Ghost 15 Copy Drive Failure

Brian,

I tried another copy drive and I ended up with a non-bootable system.  I get the same error as before when I try to boot XP.

 

Something about a recent hardware change and then it says the file ntldr is either corrupt or missing.

I can put in the XP install disc and go to the recovery console and run fixmbr and then fixboot and the system will then boot into XP.

 

I did the copy drive again, and this time I booted to a BootitNG disk.  I highlight XP and click "BCD Edit"

Then with XP higlighted I click "Edit" again.

Under "Device" it said "unknown".  I changed it to the only other option "{Boot}" and the system will boot now without the error.

 

Since XP boots properly with that change, it's not a drive letter issue.

Do you know what that entry is supposed to show?

 

When I'm XP now, I open EasyBCD and that new entry is listed under "Device".

Thats the same entry that always gets messed up for all the other operating systems.  EasyBCD sets that entry by what the target drive letter is, from the viewpoint of the OS you are currently in.

 

Right now I get the same errors for the other operating systems except the error says winload instead of ntldr.

But I know if I use EasyBCD to change the vista "Device" to D then Vista will then boot or at least try to boot.

 

I don't think it's the partition signature because EasyBCD shows a line right above it "BCD ID".

 

Do you know what the"Device" setting is?

 

Dave

device.JPG

 

 

Here is what I'm talking about.

 

Under XP, it says "Boot" because I changed that with BootitNG

All the others say "unknown" because thay have been broken from the drive copy.

 

Normally EasyBCD shows drive letters for those entries

XP would be C, Vista D, the windows 7's would be E and F.

 

I assume EasyBCD is just showing letters just because it's easy for someone to set them, but I can't believe windows really uses drive letters for those entries.  I just can't figure out what they are really supposed to be.

 

Dave

Dave, here are the instructions for using BCD Edit...

 

http://www.terabyteunlimited.com/kb/article.php?id=318

 

http://www.terabyteunlimited.com/kb/article.php?id=492

 

Edit... For WinXP I have...

 

Device...  HD0 and Partition XP (but you could have {boot} and it would be OK although {boot} is usually associated with the Windows Boot Manager entry)

 

For each of the Win7s, Device and OS Device I have...

HD0 and Partition    (the relevant partition)

OK, thanks.

Those are the entires I keep loosing when I do a copy drive.

Twice now I have copied all 4 partitions onto the second drive.

Using Ghost that is installed in windows XP, with 4 cylinder aligned partitions.

 

Since Ghost 15 is running from XP, the destination ends up all cylinder aligned but those boot entries are gone.

If I repair them all, XP and Vista will boot fine but bothe versions of windows 7 end up with drive letter problems.

 

I got fed up and on a wim I booted my Ghost 2003 disc and used it for a disk to disk clone and the exact same thing happened.

I had to fix the entries to boot anything.

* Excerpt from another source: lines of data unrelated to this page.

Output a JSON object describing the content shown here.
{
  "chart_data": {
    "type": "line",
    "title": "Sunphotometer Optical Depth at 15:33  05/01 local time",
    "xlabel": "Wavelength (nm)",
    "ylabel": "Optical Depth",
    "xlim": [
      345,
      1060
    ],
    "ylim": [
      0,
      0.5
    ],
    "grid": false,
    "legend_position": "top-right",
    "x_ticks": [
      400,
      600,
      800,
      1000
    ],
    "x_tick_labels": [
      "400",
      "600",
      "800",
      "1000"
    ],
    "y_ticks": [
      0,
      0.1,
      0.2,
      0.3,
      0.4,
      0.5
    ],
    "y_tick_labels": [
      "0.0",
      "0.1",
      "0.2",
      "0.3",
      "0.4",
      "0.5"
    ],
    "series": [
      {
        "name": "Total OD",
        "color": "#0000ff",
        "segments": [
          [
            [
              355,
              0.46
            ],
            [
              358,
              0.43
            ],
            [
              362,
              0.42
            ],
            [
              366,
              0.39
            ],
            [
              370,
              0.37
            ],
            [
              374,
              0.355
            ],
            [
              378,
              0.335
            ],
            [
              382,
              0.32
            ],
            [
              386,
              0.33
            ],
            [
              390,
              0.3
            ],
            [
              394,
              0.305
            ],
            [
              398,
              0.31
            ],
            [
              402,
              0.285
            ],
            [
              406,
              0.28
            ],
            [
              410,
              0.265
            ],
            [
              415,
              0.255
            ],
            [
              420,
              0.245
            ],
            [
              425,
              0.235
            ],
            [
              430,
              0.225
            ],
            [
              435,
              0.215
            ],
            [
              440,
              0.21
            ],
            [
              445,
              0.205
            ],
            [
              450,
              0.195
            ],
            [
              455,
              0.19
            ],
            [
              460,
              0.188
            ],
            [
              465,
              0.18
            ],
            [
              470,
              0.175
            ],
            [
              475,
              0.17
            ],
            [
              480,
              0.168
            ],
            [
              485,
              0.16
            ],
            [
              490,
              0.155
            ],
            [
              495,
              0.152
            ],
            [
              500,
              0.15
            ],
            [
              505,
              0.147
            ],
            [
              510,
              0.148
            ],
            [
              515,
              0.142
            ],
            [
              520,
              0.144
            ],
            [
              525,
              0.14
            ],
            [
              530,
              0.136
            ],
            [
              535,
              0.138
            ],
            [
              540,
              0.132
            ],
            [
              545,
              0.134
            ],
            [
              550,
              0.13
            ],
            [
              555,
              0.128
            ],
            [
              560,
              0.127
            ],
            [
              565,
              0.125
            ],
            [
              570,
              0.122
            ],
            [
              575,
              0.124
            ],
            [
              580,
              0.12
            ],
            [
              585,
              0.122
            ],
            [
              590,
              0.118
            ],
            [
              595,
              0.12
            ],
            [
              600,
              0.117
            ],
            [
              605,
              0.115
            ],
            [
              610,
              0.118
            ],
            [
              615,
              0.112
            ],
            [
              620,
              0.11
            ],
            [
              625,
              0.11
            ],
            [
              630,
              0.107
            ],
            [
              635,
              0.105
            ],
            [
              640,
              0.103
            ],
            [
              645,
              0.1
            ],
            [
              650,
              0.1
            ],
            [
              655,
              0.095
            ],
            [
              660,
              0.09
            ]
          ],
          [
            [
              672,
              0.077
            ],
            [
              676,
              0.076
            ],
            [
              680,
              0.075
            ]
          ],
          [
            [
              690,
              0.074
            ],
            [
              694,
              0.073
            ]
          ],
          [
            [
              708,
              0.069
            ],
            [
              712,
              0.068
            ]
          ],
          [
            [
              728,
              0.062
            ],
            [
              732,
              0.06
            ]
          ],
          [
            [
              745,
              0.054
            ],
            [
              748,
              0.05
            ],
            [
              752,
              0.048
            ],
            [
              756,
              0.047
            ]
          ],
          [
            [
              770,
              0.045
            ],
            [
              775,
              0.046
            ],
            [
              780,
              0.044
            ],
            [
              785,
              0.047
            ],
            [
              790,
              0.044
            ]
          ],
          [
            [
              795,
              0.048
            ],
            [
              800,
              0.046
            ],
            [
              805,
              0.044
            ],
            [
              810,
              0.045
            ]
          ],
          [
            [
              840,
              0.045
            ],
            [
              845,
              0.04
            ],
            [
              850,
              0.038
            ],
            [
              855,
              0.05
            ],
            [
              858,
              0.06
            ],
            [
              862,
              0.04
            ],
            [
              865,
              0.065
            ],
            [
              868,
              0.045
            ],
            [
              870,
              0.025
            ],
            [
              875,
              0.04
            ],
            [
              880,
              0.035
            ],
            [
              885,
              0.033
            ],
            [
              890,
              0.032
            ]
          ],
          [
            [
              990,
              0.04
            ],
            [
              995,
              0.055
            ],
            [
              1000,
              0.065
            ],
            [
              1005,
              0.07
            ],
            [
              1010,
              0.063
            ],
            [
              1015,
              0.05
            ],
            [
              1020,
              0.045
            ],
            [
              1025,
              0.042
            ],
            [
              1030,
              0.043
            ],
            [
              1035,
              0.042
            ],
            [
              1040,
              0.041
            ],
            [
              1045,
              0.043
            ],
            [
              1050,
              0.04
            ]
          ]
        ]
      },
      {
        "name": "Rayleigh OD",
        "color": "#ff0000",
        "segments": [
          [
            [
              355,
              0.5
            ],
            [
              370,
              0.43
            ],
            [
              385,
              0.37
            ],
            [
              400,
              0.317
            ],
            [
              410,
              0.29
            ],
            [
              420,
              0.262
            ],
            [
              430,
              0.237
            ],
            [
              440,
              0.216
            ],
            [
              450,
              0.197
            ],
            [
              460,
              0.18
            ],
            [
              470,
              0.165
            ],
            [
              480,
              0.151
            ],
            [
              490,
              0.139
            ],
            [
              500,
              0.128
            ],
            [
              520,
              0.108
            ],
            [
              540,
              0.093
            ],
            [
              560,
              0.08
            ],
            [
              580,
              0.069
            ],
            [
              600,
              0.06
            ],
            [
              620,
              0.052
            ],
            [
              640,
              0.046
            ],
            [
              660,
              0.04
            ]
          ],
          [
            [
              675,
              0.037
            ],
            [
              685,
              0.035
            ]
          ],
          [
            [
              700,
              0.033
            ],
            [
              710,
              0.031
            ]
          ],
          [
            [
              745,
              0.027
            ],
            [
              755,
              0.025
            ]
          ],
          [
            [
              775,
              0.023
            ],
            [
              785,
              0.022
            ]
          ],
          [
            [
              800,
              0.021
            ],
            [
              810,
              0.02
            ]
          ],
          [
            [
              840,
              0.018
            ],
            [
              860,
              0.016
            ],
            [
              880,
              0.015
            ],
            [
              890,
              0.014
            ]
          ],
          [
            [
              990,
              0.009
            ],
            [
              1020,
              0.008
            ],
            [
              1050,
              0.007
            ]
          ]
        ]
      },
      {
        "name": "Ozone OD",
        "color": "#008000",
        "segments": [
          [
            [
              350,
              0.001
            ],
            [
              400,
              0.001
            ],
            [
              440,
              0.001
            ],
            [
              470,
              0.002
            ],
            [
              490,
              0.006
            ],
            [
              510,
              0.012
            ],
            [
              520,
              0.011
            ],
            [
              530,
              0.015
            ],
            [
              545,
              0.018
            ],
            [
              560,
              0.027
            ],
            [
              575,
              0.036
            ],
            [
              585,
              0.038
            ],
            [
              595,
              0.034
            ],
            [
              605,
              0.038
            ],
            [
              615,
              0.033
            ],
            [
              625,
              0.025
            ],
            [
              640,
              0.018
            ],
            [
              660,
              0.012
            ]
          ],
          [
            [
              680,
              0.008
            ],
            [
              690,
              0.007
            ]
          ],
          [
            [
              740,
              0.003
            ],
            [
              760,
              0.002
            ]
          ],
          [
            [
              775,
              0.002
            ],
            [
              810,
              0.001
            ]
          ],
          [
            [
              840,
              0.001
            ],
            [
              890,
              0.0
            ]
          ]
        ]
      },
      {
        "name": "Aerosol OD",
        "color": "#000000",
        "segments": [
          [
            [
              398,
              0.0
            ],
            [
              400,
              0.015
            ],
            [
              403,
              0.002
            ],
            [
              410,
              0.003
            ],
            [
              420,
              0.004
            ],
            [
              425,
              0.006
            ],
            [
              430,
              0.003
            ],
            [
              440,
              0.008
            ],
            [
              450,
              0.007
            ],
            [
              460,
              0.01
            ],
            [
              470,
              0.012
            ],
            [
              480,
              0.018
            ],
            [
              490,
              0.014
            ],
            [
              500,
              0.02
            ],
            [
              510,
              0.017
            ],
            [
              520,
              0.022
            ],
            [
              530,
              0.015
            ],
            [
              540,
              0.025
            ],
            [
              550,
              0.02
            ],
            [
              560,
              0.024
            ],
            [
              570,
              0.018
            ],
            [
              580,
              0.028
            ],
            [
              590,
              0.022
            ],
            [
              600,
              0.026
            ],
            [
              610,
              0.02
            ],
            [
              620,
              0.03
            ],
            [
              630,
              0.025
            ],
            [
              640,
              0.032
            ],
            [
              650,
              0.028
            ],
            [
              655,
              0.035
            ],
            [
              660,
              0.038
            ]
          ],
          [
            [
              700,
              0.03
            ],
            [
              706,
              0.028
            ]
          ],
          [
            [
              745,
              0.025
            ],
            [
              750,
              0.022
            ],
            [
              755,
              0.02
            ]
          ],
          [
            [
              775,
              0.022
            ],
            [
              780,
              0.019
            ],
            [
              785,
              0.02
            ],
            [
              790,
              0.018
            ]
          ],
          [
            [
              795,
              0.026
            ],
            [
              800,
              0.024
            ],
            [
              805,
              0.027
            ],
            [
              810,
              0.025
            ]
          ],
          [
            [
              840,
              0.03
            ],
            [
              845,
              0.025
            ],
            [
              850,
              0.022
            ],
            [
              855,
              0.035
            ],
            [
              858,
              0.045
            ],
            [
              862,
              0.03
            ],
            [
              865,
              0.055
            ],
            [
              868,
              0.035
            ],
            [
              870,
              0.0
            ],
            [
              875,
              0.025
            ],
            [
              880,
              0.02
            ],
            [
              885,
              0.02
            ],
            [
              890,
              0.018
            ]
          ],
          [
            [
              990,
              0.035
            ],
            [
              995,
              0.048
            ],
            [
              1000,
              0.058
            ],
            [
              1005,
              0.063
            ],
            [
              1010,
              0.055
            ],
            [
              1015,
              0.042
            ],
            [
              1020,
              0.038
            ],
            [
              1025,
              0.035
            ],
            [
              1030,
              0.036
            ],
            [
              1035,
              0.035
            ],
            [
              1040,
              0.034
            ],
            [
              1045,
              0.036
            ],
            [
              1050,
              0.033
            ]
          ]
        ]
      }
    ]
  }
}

Then XP and Vista would work fine but both versions of windows 7 would end up with drive letter problems.

 

Dave

 

 

Brian, Dave,

Yesterday I set up the 120 gig drive with XP1, XP2, Vista1 and Vista2, backed the drive up to create the restore point.

Using the Image/Restore method XP1 booted ok and Vista1 and Vista2 booted ok but XP2 hung on the Windows screen prior to a full bootup (blue with dark blue bands top and bottom) so very nearly cracked it.

 

I went into recovery consul to try and fix it (WinXP repair didn't) but I didn't know which other command to use like Dave did in message 121 but fixboot wouldn't work for me.Then I tried a Copy-Drive method and that failed completely, not one O/S would bootup.

 

Like I said before I had better results with Image/Restore but Copy-Drive is a complete failure, had enough now, down to the team to sort out for the next release.

 

Deric


DStain wrote:

Using the Image/Restore method XP1 booted ok and Vista1 and Vista2 booted ok but XP2 hung on the Windows screen prior to a full bootup (blue with dark blue bands top and bottom) so very nearly cracked it.

 


Deric,

 

That is due to a drive letter issue. I didn't get as far as trying to boot the copied OS as I was getting drive letter issues on the source OS. Ghost was editing {MountedDevices} on the source OS. I'm retiring from this testing too.